Sure there's usenet and e-bay, but I prefer to deal with a closer knit group of people, such as the patrons of EN World.


----------



## WSmith (Feb 3, 2002)

I would like to second that. I want try to trade stuff for the WOT book, or sell other stuff, but honestly feel uncomfortable posting it in Gen Diss, as I think it is slightly inapproiate.


----------



## grodog (Feb 6, 2002)

I'll third that notion!


----------



## Umbran (Feb 6, 2002)

An interesting idea, however, it's also one I can imagine Morrus not wanting to delve into.  Realistically, if anyone is dissatisfied with purchases made from such a forum, it's not unlikely that Morrus will catch some flack about it.  

While I expect that board members will, on the whole, be honest, there needs only be one or two bad apples to make it a real headache.


----------



## EverSoar (Feb 6, 2002)

Yer, I'm afraid I tend to agree with Umbran.  It would cause a bit of a problem should people be dissatisfied with their puchase.  Just more worry for morrus and such.


----------



## Loonook (Feb 8, 2002)

actually, you specifically post that this website, any affiliates, and, unless they are the salesman, any admins, mods, etc. are NOT responsible for sales... I have seen this argued alot, and few people contest this system


----------



## Piratecat (Feb 8, 2002)

I'm not deadset against it, but I think we're tabling these requests for the next few weeks while we try and work out server problems.  We'll come back to it!


----------



## UnDfind (Feb 11, 2002)

*Hmmm...that's a toughie*

I say there needs to be a forum about folding paper airplanes!  That would be soopah-keen!

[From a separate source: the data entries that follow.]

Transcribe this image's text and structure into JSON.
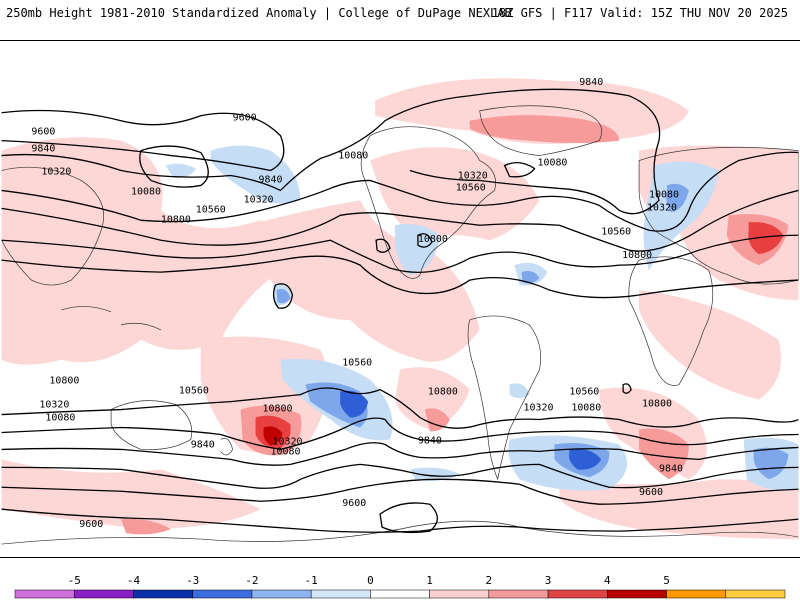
{
  "header": {
    "left_title": "250mb Height 1981-2010 Standardized Anomaly | College of DuPage NEXLAB",
    "right_title": "18Z GFS | F117 Valid: 15Z THU NOV 20 2025"
  },
  "colors": {
    "pos1": "#fdd6d6",
    "pos2": "#f79a9a",
    "pos3": "#e84040",
    "pos4": "#c00000",
    "neg1": "#c6ddf6",
    "neg2": "#7da7ea",
    "neg3": "#2f5fd7",
    "neg4": "#001e9c",
    "contour": "#000000",
    "land": "#333333"
  },
  "colorbar": {
    "ticks": [
      "-5",
      "-4",
      "-3",
      "-2",
      "-1",
      "0",
      "1",
      "2",
      "3",
      "4",
      "5"
    ],
    "colors": [
      "#d070e0",
      "#8a1fc8",
      "#0b2fa8",
      "#3a6de0",
      "#8fb5f0",
      "#d4e6fa",
      "#ffffff",
      "#fdd0d0",
      "#f39a9a",
      "#e04444",
      "#b80000",
      "#ff9a00",
      "#ffcc40"
    ]
  },
  "height_labels": [
    {
      "text": "9840",
      "cls": "top"
    },
    {
      "text": "9600",
      "cls": "a"
    },
    {
      "text": "9600",
      "cls": "b"
    },
    {
      "text": "9840",
      "cls": "c"
    },
    {
      "text": "10320",
      "cls": "d"
    },
    {
      "text": "10080",
      "cls": "e"
    },
    {
      "text": "10560",
      "cls": "f"
    },
    {
      "text": "10800",
      "cls": "g"
    },
    {
      "text": "9840",
      "cls": "h"
    },
    {
      "text": "10080",
      "cls": "i"
    },
    {
      "text": "10320",
      "cls": "j"
    },
    {
      "text": "10320",
      "cls": "k"
    },
    {
      "text": "10560",
      "cls": "l"
    },
    {
      "text": "10080",
      "cls": "m"
    },
    {
      "text": "10800",
      "cls": "n"
    },
    {
      "text": "10080",
      "cls": "o"
    },
    {
      "text": "10320",
      "cls": "p"
    },
    {
      "text": "10560",
      "cls": "q"
    },
    {
      "text": "10800",
      "cls": "r"
    },
    {
      "text": "10800",
      "cls": "s"
    },
    {
      "text": "10560",
      "cls": "t"
    },
    {
      "text": "10320",
      "cls": "u"
    },
    {
      "text": "10080",
      "cls": "v"
    },
    {
      "text": "10560",
      "cls": "w"
    },
    {
      "text": "10800",
      "cls": "x"
    },
    {
      "text": "10320",
      "cls": "y"
    },
    {
      "text": "10080",
      "cls": "z"
    },
    {
      "text": "9840",
      "cls": "aa"
    },
    {
      "text": "10800",
      "cls": "bb"
    },
    {
      "text": "10560",
      "cls": "cc"
    },
    {
      "text": "10320",
      "cls": "dd"
    },
    {
      "text": "10080",
      "cls": "ee"
    },
    {
      "text": "10800",
      "cls": "ff"
    },
    {
      "text": "9840",
      "cls": "gg"
    },
    {
      "text": "9600",
      "cls": "hh"
    },
    {
      "text": "9600",
      "cls": "ii"
    },
    {
      "text": "9600",
      "cls": "jj"
    },
    {
      "text": "9840",
      "cls": "kk"
    }
  ]
}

But I don't think the e-bay thingie would be for the best.  Why not just use e-bay?


----------



## trancejeremy (Feb 13, 2002)

As to why not Ebay, I can think of several:

It costs money, it's for buying/selling, not trading, you can get ripped off easily on Ebay, someone you know from here is less likely to rip someone off (since they might get hounded).

OTOH, I can understand why Morrus wouldn't want to do it.


----------